Hypothesis
Write the single-sentence hypothesis: 'If we change [X], then [primary metric] will [improve/decline] by [magnitude] because [causal reasoning].' The hypothesis must be falsifiable. If you can't write a scenario that would prove it wrong, rewrite the hypothesis.
Variants
Control on the left, one or two variants on the right. For each variant: describe the change in one sentence. Don't test three things at once in one variant — one change per variant, or you can't attribute the result. Write the expected direction of effect for each variant.

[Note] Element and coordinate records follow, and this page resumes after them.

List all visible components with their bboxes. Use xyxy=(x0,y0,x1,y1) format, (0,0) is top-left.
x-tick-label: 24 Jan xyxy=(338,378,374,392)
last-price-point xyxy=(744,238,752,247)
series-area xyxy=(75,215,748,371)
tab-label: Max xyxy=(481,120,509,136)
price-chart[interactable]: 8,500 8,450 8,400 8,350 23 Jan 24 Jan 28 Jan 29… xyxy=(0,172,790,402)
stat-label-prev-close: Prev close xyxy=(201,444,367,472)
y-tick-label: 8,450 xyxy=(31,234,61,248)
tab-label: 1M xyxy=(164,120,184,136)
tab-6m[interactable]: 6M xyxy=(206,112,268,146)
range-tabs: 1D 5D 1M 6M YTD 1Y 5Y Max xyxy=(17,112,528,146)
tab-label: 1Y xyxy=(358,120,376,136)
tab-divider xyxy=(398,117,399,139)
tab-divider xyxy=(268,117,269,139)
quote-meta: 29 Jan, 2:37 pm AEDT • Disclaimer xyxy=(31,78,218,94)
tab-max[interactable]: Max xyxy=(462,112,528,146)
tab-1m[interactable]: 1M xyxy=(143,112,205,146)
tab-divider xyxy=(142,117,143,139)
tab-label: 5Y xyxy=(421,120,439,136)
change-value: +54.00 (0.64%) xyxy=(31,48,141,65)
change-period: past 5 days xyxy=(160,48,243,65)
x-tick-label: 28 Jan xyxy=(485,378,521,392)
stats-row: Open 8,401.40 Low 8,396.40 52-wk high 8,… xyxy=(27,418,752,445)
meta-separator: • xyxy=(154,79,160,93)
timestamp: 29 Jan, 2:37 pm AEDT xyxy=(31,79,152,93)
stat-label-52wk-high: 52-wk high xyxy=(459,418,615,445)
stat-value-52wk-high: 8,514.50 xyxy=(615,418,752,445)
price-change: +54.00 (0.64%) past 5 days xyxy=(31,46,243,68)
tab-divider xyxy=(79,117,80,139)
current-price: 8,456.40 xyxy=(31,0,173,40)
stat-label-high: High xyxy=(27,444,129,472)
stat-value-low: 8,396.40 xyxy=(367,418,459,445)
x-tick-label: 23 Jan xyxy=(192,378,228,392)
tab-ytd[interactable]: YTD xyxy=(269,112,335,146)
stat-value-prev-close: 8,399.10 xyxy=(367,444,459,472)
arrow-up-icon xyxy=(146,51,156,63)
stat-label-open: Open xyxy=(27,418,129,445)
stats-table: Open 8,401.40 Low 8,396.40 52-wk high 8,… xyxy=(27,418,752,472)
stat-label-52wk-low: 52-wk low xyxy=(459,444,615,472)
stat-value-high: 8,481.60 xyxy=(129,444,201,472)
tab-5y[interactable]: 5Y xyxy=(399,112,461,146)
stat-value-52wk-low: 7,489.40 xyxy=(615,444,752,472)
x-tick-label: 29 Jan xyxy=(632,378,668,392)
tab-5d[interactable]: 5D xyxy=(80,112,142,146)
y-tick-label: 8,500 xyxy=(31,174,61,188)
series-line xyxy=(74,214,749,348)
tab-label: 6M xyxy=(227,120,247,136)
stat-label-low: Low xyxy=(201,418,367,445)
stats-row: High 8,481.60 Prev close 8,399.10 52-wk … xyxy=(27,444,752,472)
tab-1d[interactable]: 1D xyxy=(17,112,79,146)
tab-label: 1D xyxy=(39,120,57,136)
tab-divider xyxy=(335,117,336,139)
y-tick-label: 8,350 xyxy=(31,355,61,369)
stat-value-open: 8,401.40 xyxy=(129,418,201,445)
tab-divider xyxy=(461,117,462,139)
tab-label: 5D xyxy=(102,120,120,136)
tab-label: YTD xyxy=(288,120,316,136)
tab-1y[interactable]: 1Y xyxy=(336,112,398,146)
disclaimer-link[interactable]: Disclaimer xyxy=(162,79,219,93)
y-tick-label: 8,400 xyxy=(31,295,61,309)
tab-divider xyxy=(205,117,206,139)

Primary metric and guardrails
Write the one primary metric that decides the winner. Then write two to three guardrail metrics — metrics that, if they move negatively beyond a threshold, kill the test regardless of the primary result. The guardrails prevent optimization that looks good on one metric while quietly destroying another.
Sample size and duration
Write: minimum detectable effect (the smallest improvement worth shipping), statistical power (typically 80%), confidence level (typically 95%), and estimated daily traffic to the experiment surface. From these: calculate the required sample size and divide by daily traffic to get the minimum test duration.
Decision criteria
Three decisions: (1) Ship the variant: primary metric improved by X% at 95% confidence, guardrails safe. (2) Revert: primary metric declined or guardrail breached. (3) No conclusion: run longer or increase sample. Write the specific thresholds for each decision now — don't make them up after looking at the data.